Brücker, Almanya’daki genel yaşam koşullarının belirleyici olduğunu söylüyor. “Çocuk bakımındaki darboğazlar herkesi etkiliyor ama göçmenleri daha çok. Peki okullarımız göçmen çocukların eşit fırsatlara sahip olmasını sağlayacak kadar kapsayıcı mı? Kent merkezlerindeki sosyal konutlar da güçlendirilmelidir. Çünkü göçmenler apartman dairelerine çok para öderlerse diğer ülkelere göre ücret avantajı kayboluyor. Brücker, “Yaptığınız her şeyde göçü düşünmek zorundasınız” diyor.

İnsanlara geri gelmeleri için teşvik ve fırsat vermelisiniz.


Bunların hiçbiri hızlı bir şekilde değiştirilemez ve yalnızca yabancı işçilerin burada daha uzun süre veya kalıcı olarak kalmasına yardımcı olabilir.
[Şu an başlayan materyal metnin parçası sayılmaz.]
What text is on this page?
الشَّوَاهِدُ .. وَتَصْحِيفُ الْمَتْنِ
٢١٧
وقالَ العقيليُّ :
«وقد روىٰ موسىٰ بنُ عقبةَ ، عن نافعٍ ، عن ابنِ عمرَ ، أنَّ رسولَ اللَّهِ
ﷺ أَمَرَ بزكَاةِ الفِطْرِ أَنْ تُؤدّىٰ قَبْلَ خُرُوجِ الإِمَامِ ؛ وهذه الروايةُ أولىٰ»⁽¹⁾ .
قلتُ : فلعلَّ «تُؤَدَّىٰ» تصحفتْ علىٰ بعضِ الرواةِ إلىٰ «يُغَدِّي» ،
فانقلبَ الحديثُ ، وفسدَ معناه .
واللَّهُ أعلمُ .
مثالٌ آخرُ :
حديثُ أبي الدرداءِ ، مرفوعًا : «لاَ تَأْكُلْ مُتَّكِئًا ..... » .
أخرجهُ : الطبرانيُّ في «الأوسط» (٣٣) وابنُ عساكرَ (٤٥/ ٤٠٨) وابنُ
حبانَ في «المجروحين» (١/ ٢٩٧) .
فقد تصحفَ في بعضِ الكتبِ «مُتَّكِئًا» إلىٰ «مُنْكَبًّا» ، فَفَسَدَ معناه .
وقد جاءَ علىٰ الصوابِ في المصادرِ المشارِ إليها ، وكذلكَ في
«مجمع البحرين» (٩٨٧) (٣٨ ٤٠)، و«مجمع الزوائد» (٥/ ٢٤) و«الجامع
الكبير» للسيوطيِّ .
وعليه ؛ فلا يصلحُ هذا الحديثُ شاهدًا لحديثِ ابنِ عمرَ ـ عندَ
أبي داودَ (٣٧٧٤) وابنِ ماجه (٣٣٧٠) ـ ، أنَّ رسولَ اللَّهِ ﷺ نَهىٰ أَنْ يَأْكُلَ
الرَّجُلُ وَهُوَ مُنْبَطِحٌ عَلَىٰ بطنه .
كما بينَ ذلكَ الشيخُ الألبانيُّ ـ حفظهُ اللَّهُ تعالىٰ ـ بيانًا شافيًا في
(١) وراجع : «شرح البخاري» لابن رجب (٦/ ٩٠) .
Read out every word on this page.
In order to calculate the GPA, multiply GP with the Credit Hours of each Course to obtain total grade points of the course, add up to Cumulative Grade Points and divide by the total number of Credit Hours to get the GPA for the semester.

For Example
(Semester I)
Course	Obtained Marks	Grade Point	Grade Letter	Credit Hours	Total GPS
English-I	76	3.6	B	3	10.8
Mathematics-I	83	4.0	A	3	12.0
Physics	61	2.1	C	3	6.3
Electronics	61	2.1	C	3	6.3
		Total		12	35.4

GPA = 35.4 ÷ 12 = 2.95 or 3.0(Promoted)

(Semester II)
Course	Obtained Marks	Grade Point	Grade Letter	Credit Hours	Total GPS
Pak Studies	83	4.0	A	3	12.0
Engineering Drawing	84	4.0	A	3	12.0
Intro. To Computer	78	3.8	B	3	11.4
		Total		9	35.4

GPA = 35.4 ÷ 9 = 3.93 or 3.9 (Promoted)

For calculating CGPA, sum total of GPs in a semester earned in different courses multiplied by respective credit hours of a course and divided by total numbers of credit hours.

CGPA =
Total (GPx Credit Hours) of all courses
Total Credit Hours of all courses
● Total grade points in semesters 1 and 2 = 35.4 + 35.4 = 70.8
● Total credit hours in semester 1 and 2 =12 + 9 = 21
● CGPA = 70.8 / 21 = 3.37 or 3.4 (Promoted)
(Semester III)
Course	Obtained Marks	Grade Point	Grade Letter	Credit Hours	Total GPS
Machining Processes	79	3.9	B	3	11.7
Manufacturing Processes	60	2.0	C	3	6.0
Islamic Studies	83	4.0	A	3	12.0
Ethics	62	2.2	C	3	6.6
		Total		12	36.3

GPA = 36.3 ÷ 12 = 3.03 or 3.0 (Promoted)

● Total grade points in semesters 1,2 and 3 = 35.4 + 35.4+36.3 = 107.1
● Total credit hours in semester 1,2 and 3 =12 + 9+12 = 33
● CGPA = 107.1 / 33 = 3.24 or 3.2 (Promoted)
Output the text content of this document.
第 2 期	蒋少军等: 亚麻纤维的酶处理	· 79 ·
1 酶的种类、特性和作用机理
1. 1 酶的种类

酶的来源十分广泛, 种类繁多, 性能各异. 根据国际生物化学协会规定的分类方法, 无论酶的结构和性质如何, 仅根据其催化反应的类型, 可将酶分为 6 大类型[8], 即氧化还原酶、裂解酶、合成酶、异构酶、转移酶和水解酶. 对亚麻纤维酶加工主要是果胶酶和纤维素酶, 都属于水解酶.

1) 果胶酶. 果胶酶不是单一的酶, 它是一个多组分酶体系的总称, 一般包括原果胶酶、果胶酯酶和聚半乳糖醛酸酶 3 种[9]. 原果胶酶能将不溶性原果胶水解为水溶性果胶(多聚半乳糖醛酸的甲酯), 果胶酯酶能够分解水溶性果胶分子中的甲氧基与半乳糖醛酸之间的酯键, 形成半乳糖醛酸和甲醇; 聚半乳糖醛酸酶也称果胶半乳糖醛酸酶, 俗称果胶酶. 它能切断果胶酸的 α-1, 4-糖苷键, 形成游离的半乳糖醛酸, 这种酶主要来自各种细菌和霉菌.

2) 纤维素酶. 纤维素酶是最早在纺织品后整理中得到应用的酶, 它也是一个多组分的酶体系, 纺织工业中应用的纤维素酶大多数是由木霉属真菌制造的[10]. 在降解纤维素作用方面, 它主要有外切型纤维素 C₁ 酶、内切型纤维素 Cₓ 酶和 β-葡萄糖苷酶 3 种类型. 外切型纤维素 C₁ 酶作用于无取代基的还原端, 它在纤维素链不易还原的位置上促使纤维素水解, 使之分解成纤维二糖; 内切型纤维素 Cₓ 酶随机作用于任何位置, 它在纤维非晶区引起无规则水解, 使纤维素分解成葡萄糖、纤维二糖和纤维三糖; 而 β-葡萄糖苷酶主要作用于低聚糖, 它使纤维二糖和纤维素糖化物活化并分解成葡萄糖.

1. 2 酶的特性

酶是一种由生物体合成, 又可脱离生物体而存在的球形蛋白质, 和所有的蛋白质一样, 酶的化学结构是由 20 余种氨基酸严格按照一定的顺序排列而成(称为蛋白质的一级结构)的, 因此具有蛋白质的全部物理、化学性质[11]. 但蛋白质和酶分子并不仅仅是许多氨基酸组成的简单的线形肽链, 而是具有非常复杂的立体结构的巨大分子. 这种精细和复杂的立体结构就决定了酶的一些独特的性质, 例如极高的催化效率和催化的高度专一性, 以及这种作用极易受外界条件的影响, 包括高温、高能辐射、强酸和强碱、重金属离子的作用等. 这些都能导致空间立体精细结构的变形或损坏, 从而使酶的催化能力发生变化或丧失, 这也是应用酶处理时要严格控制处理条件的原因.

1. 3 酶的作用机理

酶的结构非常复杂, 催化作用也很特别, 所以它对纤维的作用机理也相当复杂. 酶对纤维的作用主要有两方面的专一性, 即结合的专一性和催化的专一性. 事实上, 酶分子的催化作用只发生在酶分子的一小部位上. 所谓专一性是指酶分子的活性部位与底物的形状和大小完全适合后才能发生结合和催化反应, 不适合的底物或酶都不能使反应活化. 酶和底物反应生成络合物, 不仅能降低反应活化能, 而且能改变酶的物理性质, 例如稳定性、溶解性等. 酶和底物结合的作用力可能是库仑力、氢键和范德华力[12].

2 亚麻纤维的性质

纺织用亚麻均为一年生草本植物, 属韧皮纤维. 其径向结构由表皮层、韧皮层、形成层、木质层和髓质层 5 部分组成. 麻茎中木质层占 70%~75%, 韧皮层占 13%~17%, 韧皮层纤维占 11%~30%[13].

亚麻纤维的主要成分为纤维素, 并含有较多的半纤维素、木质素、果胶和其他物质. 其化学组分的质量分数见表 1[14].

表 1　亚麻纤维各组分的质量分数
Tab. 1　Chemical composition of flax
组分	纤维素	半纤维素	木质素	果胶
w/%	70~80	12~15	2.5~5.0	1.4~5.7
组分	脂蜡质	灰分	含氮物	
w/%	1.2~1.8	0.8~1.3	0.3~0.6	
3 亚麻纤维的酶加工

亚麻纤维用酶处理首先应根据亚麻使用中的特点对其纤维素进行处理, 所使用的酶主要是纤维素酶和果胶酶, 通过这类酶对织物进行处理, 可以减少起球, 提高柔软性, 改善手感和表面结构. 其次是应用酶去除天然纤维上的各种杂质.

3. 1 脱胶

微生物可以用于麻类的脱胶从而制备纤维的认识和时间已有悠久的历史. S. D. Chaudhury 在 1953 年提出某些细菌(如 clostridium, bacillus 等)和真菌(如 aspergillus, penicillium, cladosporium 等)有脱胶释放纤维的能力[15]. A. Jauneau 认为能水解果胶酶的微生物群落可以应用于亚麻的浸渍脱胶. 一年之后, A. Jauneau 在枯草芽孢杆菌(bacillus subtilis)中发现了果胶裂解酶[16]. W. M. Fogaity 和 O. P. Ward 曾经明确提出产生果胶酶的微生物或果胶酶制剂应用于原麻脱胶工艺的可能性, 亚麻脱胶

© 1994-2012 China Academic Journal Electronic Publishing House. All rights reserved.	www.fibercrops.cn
Nihayetinde birinin ayrılmasının çok bireysel nedenleri var, diyor Brücker. Örneğin, farklı bir yaşam planı, hayal kırıklığına uğramış beklentiler veya çok az gelir. DIW uzmanı Kritikos, “İnsanlara Almanya’da uygun işler varsa geri dönebilecekleri fırsatı ve hissini vermek önemlidir” diyor.

Raymund Guevara söz konusu olduğunda, bu kesinlikle söz konusu değil. “Almanya harika bir ülke” diyor. “Ve arkadaşlarımızı özlüyoruz. Belki bir ara yeterince para biriktirdiğimizde geri geliriz.”